Foto di Lenny Buratto, amico e grande guaritore dell’occhio.

  • Virginio Briatore

Il suo capolavoro fu la morte

Una architettonica cerimonia di presentazione in Corso Monforte 15 è una delle poche volte in cui ho messo una cravatta e mi pare sia anche l’ultima. In mezzo c’é il giovane Spiller, (oggi noto compositore di musica elettronica) che già era alto due metri, vestito da colonna, e poi il mio amico Giorgio Semeghini, lombardo delle pianure che aveva eletto a sua dimora Lecce, dove 5 anni prima ci conoscemmo.

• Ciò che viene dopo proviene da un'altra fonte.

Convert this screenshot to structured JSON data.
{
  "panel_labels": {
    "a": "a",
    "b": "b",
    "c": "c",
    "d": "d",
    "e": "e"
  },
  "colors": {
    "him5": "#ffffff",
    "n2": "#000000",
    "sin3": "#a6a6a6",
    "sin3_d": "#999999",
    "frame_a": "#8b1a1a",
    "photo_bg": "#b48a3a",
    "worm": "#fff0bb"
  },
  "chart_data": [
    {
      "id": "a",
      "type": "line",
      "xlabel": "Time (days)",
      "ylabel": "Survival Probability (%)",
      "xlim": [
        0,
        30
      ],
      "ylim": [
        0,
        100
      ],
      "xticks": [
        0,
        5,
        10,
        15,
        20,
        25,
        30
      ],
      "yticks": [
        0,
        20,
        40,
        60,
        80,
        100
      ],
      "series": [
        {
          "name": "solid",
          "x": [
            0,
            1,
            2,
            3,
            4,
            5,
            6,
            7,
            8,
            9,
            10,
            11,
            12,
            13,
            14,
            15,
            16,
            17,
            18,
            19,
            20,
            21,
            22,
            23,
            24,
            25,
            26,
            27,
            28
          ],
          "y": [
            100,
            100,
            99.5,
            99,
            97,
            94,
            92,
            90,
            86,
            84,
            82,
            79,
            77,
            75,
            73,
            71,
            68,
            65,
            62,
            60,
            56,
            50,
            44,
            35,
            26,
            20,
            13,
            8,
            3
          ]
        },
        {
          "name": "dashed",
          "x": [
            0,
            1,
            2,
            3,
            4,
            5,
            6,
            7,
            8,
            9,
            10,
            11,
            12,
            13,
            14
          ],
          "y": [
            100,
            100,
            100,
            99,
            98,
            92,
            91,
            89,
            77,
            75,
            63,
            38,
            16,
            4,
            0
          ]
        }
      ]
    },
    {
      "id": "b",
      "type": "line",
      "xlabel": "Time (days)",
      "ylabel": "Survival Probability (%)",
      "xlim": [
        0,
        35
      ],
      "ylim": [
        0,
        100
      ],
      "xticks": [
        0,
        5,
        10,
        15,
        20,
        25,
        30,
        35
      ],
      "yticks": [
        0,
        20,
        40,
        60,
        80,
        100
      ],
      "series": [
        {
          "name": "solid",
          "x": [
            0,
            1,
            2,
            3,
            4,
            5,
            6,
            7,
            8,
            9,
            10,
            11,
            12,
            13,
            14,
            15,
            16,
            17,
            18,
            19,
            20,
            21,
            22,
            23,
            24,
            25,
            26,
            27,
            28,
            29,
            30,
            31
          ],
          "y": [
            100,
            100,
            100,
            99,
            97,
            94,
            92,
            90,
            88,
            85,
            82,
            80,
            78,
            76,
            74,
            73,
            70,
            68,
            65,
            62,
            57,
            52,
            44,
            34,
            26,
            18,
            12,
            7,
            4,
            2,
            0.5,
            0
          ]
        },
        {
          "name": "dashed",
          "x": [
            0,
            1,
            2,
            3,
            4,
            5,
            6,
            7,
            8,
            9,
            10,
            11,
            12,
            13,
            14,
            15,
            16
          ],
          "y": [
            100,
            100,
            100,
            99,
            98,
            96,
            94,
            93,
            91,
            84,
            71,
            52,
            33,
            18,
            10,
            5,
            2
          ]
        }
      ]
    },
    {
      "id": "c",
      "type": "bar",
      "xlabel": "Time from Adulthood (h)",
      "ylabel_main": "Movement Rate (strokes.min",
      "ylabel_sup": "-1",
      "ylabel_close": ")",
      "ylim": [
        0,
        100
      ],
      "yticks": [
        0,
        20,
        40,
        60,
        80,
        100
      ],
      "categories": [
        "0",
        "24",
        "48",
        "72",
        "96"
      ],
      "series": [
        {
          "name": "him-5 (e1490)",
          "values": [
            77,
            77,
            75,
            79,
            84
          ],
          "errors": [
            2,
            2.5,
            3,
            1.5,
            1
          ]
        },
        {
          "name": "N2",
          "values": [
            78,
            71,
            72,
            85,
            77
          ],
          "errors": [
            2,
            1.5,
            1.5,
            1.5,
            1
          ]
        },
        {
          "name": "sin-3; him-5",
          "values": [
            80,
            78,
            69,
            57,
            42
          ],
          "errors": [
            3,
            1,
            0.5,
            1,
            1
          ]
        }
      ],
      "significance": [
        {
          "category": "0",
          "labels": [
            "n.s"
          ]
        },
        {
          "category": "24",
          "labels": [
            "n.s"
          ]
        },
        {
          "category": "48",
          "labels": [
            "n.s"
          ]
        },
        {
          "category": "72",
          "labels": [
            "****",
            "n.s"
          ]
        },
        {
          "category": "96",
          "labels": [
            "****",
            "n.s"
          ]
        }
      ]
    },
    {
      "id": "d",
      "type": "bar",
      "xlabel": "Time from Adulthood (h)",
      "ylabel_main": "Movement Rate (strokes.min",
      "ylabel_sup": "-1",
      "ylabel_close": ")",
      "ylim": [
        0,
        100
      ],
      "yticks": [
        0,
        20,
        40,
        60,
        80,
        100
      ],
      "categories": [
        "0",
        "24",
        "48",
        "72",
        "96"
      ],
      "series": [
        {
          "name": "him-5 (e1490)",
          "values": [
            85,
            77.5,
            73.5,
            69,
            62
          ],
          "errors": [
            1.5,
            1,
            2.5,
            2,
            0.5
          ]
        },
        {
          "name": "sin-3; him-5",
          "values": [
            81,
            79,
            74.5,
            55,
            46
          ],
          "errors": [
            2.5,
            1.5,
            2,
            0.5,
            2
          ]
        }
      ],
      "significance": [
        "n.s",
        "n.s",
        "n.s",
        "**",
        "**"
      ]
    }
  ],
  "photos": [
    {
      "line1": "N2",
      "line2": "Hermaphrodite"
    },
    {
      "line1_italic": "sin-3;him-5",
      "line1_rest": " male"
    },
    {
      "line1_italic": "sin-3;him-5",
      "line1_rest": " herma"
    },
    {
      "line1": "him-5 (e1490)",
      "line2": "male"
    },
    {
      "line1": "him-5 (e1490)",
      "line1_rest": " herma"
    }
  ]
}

Siccome in quella città eravamo entrambi ospiti felici e strani iniziammo a frequentarci e dato che io ero povero e lui ricco mi regalava giacche, camicie, scarpe, statuine di zucchero, vassoi di ceramica, pranzi e cene… 
Il suo lavoro (portare nel Sud Italia il meglio dell’arte della tavola del Nord Europa - argenti cristalli porcellane) lo circondava di persone, feste e risate… ma in realtà viveva solo passando da un albergo a un altro sino alla sua casa nella periferia di Surbo (che da fuori era spettrale come quasi tutte le case nuove nei paesoni del sud e invece dentro era un mini-museo euroasiatico che spaziava dai vasi laconici della magna Grecia alla poltrona di Kita). Attore ed artista per diletto, barocco ed esagerato, Giorgio aveva qualcosa di tragico nel suo sorriso di esteta gentile. Dopo varie peripezie venne a morire, a soli 56 anni, nella pianura veneta, curato e coccolato da persone che indirettamente aveva conosciuto attraverso di me. A causa di uno dei suoi frequenti malumori/timori ci eravamo persi di vista… sapendolo alla fine però decisi di andarlo a cercare. Era un tumore lento e lui nell’appartamento luminoso di una villa veneta reincarnatasi albergo-casa di cura riceveva ogni giorno la visita di amici, artisti, attori, musicisti, vecchie amiche e a tutti diceva qualcosa di buono o regalavava qualcosa. Anche con me fu gentile e rivolgendosi agli astanti tesseva loro le mie lodi…… io ero andato a consolarlo e lui mi inondava di gioia… ero da poco padre e gli avevo portato una foto di Luigi poppante…… lui se la mise sulla testiera del letto e la indicava a tutti quelli che entravano: “ Guardate questo è Luigi il figlio di Virginio, diventerà un’artista della vita, come suo padre!”
Grazie Semeghini, grazie ancora, per la camicia a fiori, per la giacca di Pierre Cardin che tu dicevi usata e che per me era nuova.